Enviada em 06/10/2020

Em países como Suíça, Singapura e Hong Kong, a erradicação da crise na mobilidade urbana simboliza um ganho para as nações nos últimos anos. No Brasil, entretanto, a ausência de infraestruturas mais eficazes nos locais aonde há movimento social faz com que haja uma intensa dificuldade na fluidez de transportes no país. Nesse contexto, dentre os fatores relacionados a essa problemática, destaca-se a falta de políticas públicas e o aumento da utilização de transportes individuais.

De início, é possível destacar a carência de atividades governamentais como causa do problema. Segundo a Lei da Inércia, de Isaac Newton, a tendência de um corpo é permanecer parado quando não é feito nenhuma força sobre ele. Dessa forma, é inadmissível que, em um país cujos deputados ganham uma enorme quantia monetárias advinda dos impostos pagados pelo povo, eles não estejam planejando ações para exonerar os entraves na locomoção urbana.

Além disso, o aumento no uso de carros nas cidades é um problema. De acordo com o Portal de Notícias G1, o país possui 1 automóvel para 4 habitantes.

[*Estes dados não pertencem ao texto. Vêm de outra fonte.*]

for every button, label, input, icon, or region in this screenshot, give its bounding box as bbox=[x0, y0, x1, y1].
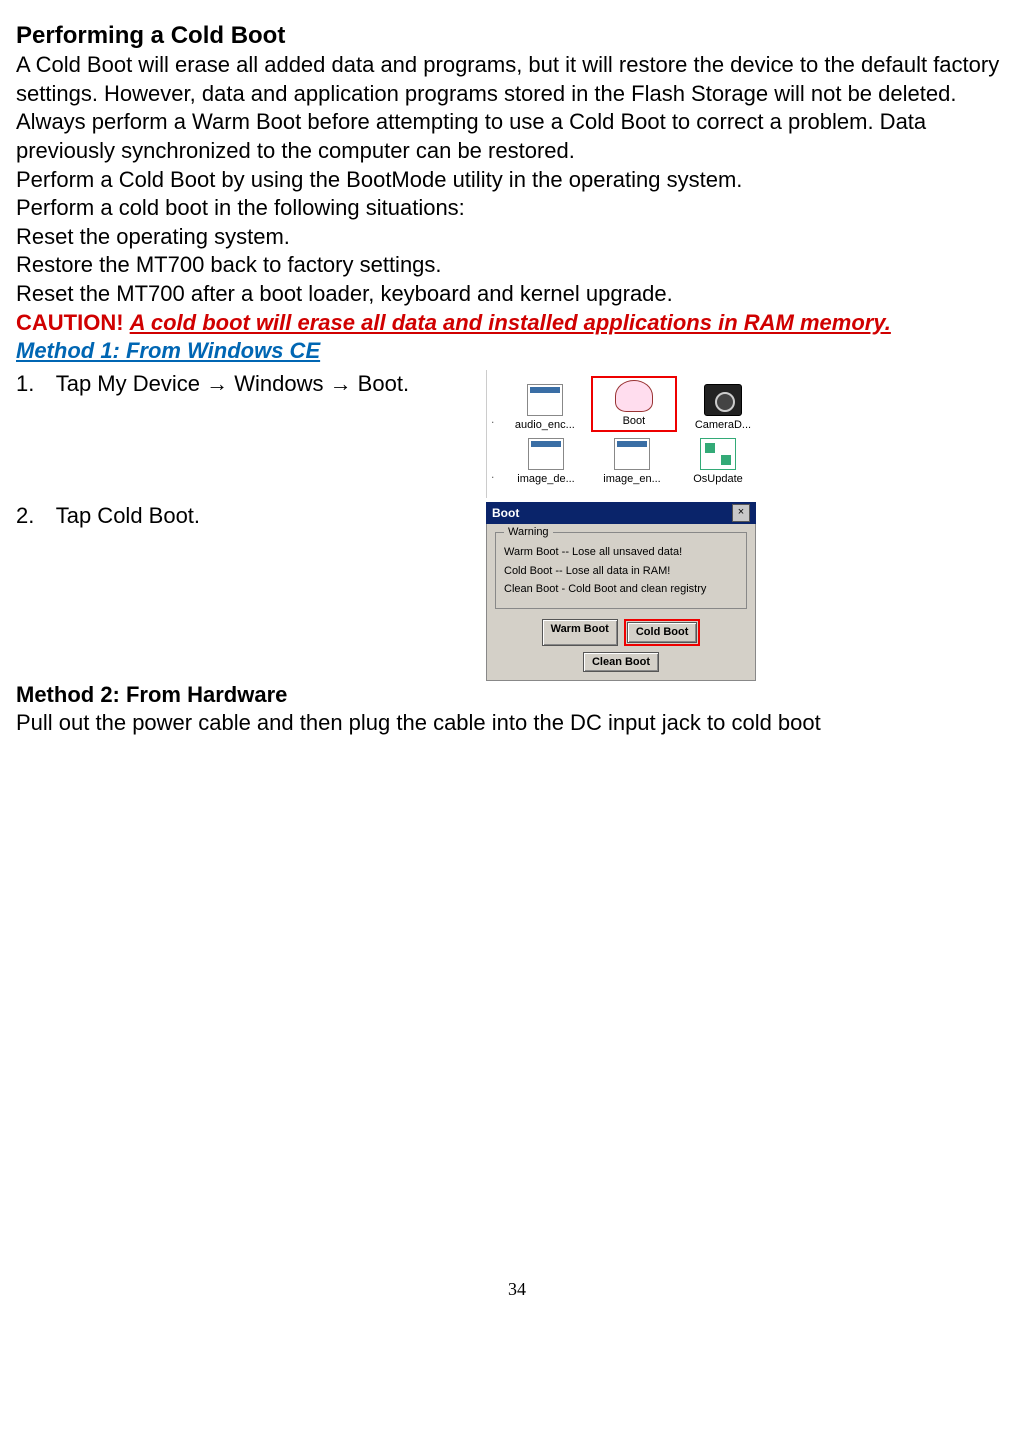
step-1-row: 1. Tap My Device → Windows → Boot. . aud… bbox=[16, 370, 1018, 499]
paragraph-intro: A Cold Boot will erase all added data an… bbox=[16, 51, 1018, 108]
paragraph-advice: Always perform a Warm Boot before attemp… bbox=[16, 108, 1018, 165]
icon-label-image-en: image_en... bbox=[603, 472, 660, 486]
icon-label-boot: Boot bbox=[623, 414, 646, 428]
caution-line: CAUTION! A cold boot will erase all data… bbox=[16, 309, 1018, 338]
dialog-title-text: Boot bbox=[492, 506, 519, 522]
dialog-titlebar: Boot × bbox=[486, 502, 756, 524]
window-icon bbox=[614, 438, 650, 470]
situation-2: Restore the MT700 back to factory settin… bbox=[16, 251, 1018, 280]
network-icon bbox=[700, 438, 736, 470]
warning-line-3: Clean Boot - Cold Boot and clean registr… bbox=[504, 582, 738, 596]
situation-3: Reset the MT700 after a boot loader, key… bbox=[16, 280, 1018, 309]
camera-icon bbox=[704, 384, 742, 416]
paragraph-how: Perform a Cold Boot by using the BootMod… bbox=[16, 166, 1018, 195]
boot-icon-highlight: Boot bbox=[591, 376, 677, 432]
cold-boot-highlight: Cold Boot bbox=[624, 619, 701, 645]
warm-boot-button[interactable]: Warm Boot bbox=[542, 619, 618, 645]
step-2-number: 2. bbox=[16, 502, 50, 531]
icon-label-audio: audio_enc... bbox=[515, 418, 575, 432]
icon-label-osupdate: OsUpdate bbox=[693, 472, 743, 486]
icon-label-camerad: CameraD... bbox=[695, 418, 751, 432]
close-icon[interactable]: × bbox=[732, 504, 750, 522]
dialog-body: Warning Warm Boot -- Lose all unsaved da… bbox=[486, 524, 756, 680]
step-1-number: 1. bbox=[16, 370, 50, 399]
cold-boot-button[interactable]: Cold Boot bbox=[627, 622, 698, 642]
hand-icon bbox=[615, 380, 653, 412]
caution-label: CAUTION! bbox=[16, 310, 124, 335]
window-icon bbox=[528, 438, 564, 470]
icon-audio-enc[interactable]: audio_enc... bbox=[507, 384, 583, 432]
step-1-text: 1. Tap My Device → Windows → Boot. bbox=[16, 370, 486, 399]
method1-title: Method 1: From Windows CE bbox=[16, 337, 1018, 366]
icon-label-image-de: image_de... bbox=[517, 472, 574, 486]
clean-boot-button[interactable]: Clean Boot bbox=[583, 652, 659, 672]
warning-line-1: Warm Boot -- Lose all unsaved data! bbox=[504, 545, 738, 559]
window-icon bbox=[527, 384, 563, 416]
icon-image-en[interactable]: image_en... bbox=[593, 438, 671, 486]
fieldset-legend: Warning bbox=[504, 525, 553, 539]
warning-fieldset: Warning Warm Boot -- Lose all unsaved da… bbox=[495, 532, 747, 609]
step-1-instruction: Tap My Device → Windows → Boot. bbox=[56, 371, 409, 396]
method2-text: Pull out the power cable and then plug t… bbox=[16, 709, 1018, 738]
step-2-row: 2. Tap Cold Boot. Boot × Warning Warm Bo… bbox=[16, 502, 1018, 680]
figure-file-browser: . audio_enc... Boot CameraD... . image_d… bbox=[486, 370, 765, 499]
situation-1: Reset the operating system. bbox=[16, 223, 1018, 252]
paragraph-when-intro: Perform a cold boot in the following sit… bbox=[16, 194, 1018, 223]
page-number: 34 bbox=[16, 1278, 1018, 1301]
icon-image-de[interactable]: image_de... bbox=[507, 438, 585, 486]
dialog-button-row-2: Clean Boot bbox=[495, 652, 747, 672]
ellipsis-dot: . bbox=[491, 467, 499, 487]
section-title: Performing a Cold Boot bbox=[16, 20, 1018, 51]
ellipsis-dot: . bbox=[491, 412, 499, 432]
method2-title: Method 2: From Hardware bbox=[16, 681, 1018, 710]
icon-osupdate[interactable]: OsUpdate bbox=[679, 438, 757, 486]
icon-camerad[interactable]: CameraD... bbox=[685, 384, 761, 432]
dialog-button-row-1: Warm Boot Cold Boot bbox=[495, 619, 747, 645]
warning-line-2: Cold Boot -- Lose all data in RAM! bbox=[504, 564, 738, 578]
figure-boot-dialog: Boot × Warning Warm Boot -- Lose all uns… bbox=[486, 502, 756, 680]
step-2-text: 2. Tap Cold Boot. bbox=[16, 502, 486, 531]
caution-text: A cold boot will erase all data and inst… bbox=[130, 310, 891, 335]
icon-boot[interactable]: Boot bbox=[595, 380, 673, 428]
step-2-instruction: Tap Cold Boot. bbox=[56, 503, 200, 528]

Nesse sentido, lê-se como nocivo o elevado número de transportes individuais nas estradas brasileiras, o que corrobora para o engarrafamento nas ruas. Desse modo, é imprescindível medidas para solucionar esse empecilho.

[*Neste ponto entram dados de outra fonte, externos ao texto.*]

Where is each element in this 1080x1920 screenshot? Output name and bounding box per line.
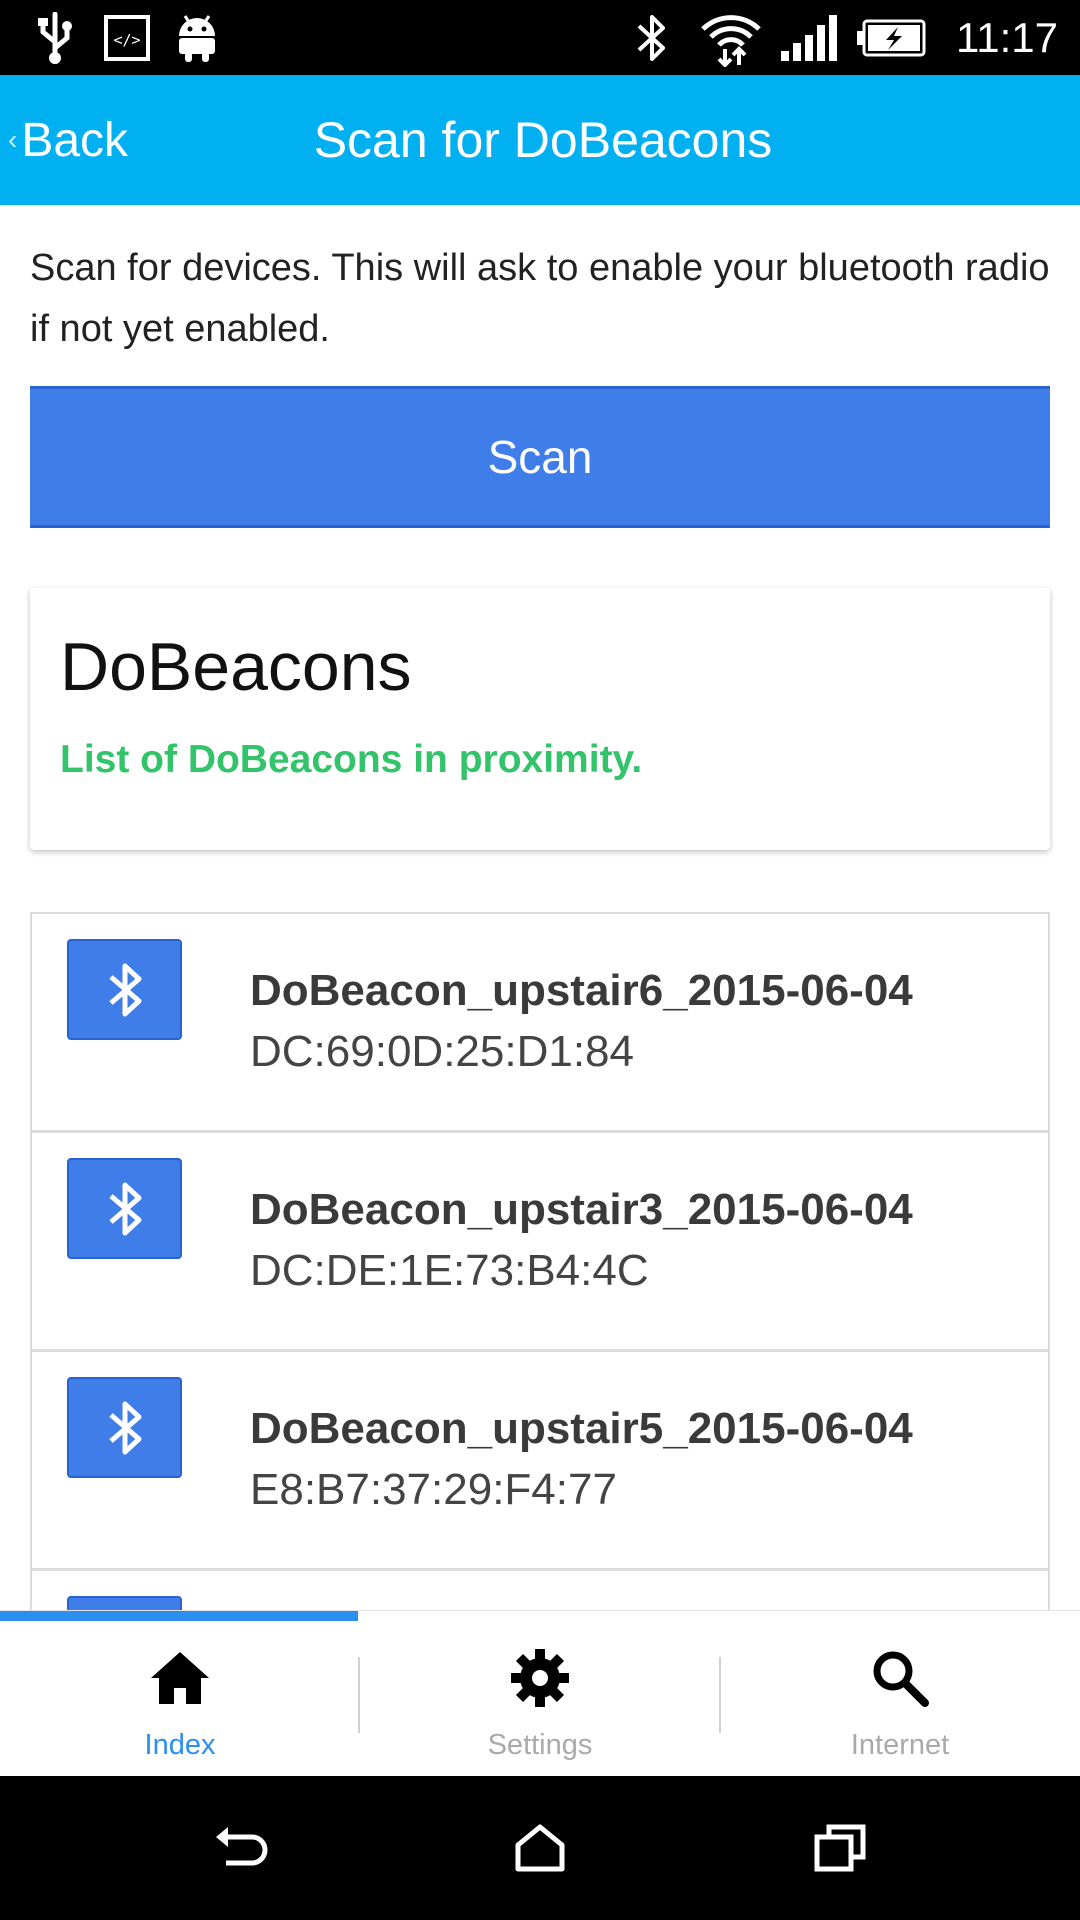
tab-label: Settings bbox=[487, 1729, 593, 1761]
device-mac: E8:B7:37:29:F4:77 bbox=[250, 1465, 617, 1514]
dobeacons-card: DoBeacons List of DoBeacons in proximity… bbox=[30, 588, 1050, 850]
bluetooth-icon bbox=[67, 939, 182, 1040]
tab-index[interactable]: Index bbox=[0, 1621, 360, 1777]
device-row-partial[interactable] bbox=[30, 1569, 1050, 1610]
bluetooth-icon bbox=[67, 1596, 182, 1610]
device-name: DoBeacon_upstair6_2015-06-04 bbox=[250, 966, 913, 1015]
app-header: ‹ Back Scan for DoBeacons bbox=[0, 75, 1080, 205]
tab-label: Index bbox=[144, 1729, 216, 1761]
home-icon bbox=[0, 1643, 360, 1713]
intro-text: Scan for devices. This will ask to enabl… bbox=[30, 247, 1050, 350]
card-subtitle: List of DoBeacons in proximity. bbox=[60, 738, 643, 781]
gear-icon bbox=[360, 1643, 720, 1713]
android-icon bbox=[172, 0, 222, 75]
svg-text:</>: </> bbox=[113, 31, 140, 49]
device-row[interactable]: DoBeacon_upstair5_2015-06-04 E8:B7:37:29… bbox=[30, 1350, 1050, 1570]
developer-icon: </> bbox=[102, 0, 152, 75]
device-row[interactable]: DoBeacon_upstair3_2015-06-04 DC:DE:1E:73… bbox=[30, 1131, 1050, 1351]
usb-icon bbox=[30, 0, 80, 75]
active-tab-indicator bbox=[0, 1611, 358, 1621]
tab-bar: Index Settings Internet bbox=[0, 1610, 1080, 1776]
device-name: DoBeacon_upstair5_2015-06-04 bbox=[250, 1404, 913, 1453]
bluetooth-icon bbox=[67, 1377, 182, 1478]
card-title: DoBeacons bbox=[60, 629, 412, 705]
device-list[interactable]: DoBeacon_upstair6_2015-06-04 DC:69:0D:25… bbox=[30, 912, 1050, 1610]
status-time: 11:17 bbox=[956, 14, 1058, 61]
bluetooth-icon bbox=[630, 0, 674, 75]
page-title: Scan for DoBeacons bbox=[313, 112, 773, 168]
tab-internet[interactable]: Internet bbox=[720, 1621, 1080, 1777]
battery-icon bbox=[856, 0, 926, 75]
device-name: DoBeacon_upstair3_2015-06-04 bbox=[250, 1185, 913, 1234]
status-bar: </> 11:17 bbox=[0, 0, 1080, 75]
tab-label: Internet bbox=[850, 1729, 950, 1761]
search-icon bbox=[720, 1643, 1080, 1713]
back-icon[interactable] bbox=[160, 1776, 320, 1920]
wifi-icon bbox=[698, 0, 764, 75]
navigation-bar bbox=[0, 1776, 1080, 1920]
signal-icon bbox=[778, 0, 838, 75]
scan-button[interactable]: Scan bbox=[30, 386, 1050, 528]
home-icon[interactable] bbox=[460, 1776, 620, 1920]
device-row[interactable]: DoBeacon_upstair6_2015-06-04 DC:69:0D:25… bbox=[30, 912, 1050, 1132]
device-mac: DC:69:0D:25:D1:84 bbox=[250, 1027, 634, 1076]
device-mac: DC:DE:1E:73:B4:4C bbox=[250, 1246, 649, 1295]
recents-icon[interactable] bbox=[760, 1776, 920, 1920]
bluetooth-icon bbox=[67, 1158, 182, 1259]
tab-settings[interactable]: Settings bbox=[360, 1621, 720, 1777]
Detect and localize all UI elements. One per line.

Portanto, é necessário que o Governo insira um número maior de transportes coletivos nas cidade, de preferência os que contém uma estrutura interna melhor, com banheiros e ar condicionados, para que as pessoas mais abastadas também possam aderir a esse uso e deixar os carros de lado. Essa ação será realizada por intermédio de verbas estaduais, que podem ser alcançadas por meio de atividades coletivas, como venda de produtos para o estado,  na finalidade de diminuir o trânsito e tornar mais fluente a mobilidade popular. Assim, o país vencerá mais uma de suas barreiras.